Braaap! Remember that sound? Do you remember the sweet smell of premix racing fuel; the days when you could be at the track without getting your eardrums blown out, and when roost really didn't hurt all that much? We do, and fortunately so do the folks at Glen Helen Raceway. Yesterday marked the return of a bygone era: the MTA Two-Stroke World Championship presented by FMF. While the name might be a little lofty, the feeling surrounding the event was genuine. Folks dusted off their old two-smokers and scoured the discount racks at their local shops for some premix for what turned out to be an excellent day of racing.

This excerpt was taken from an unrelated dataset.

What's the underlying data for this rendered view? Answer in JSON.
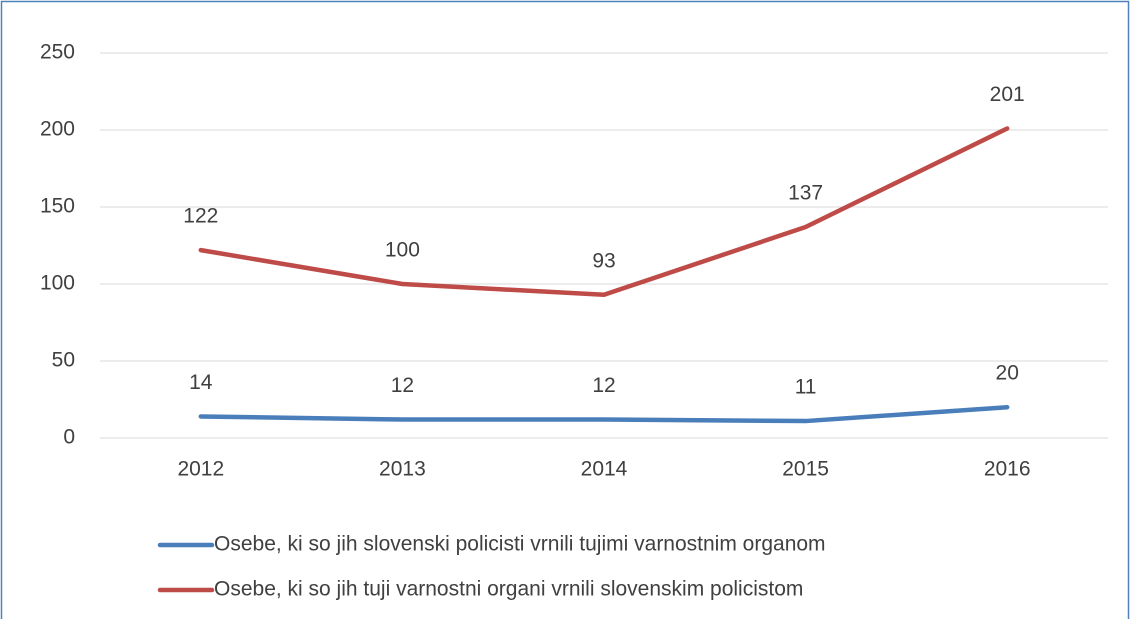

With classes for every age, skill level, and bike size, there was plenty of racing to be had. The track actually ran all the way up Mount St. Helen, and without a single four-stroke out there, it never got too rough or square-edged. In the LA Sleeve Pro Class, there was a great battle between Doug Dubach, Austin Howell, and Mike Sleeter in the first moto. All three riders led at one point, with Howell eventually opening up a lead for the win. However, the overall wound up going to Zip Ty/Husqvarna WORCS racer, Bobby Garrison who came through the pack in the second 30 minute moto to second place behind Tye Hames.
It is interesting to note something about the manufacturer presence at the Two-Stroke World Championship. People who have been around the sport for a while may recall that back in the 1990s, few companies considered race ready four-strokes a viable, or even realistic, approach for the future of motocross. At the time, KTM, Husqvarna, and eventually Yamaha were the only manufacturers to attempt building thumpers that could compete with contemporary two-strokes. Oh, what a difference a decade can make.
Now all of the major motorcycle companies focus the majority of their attention on four-stroke machinery, and while most still produce two-stroke bikes, Suzuki and Kawasaki no longer import them to the United States and Honda has simply stopped producing them all together. So it is a bit ironic that the only major companies still keeping their two-stroke customers happy (Yamaha, KTM, and Husqvarna) are the same companies that first saw four-strokes as the wave of the future.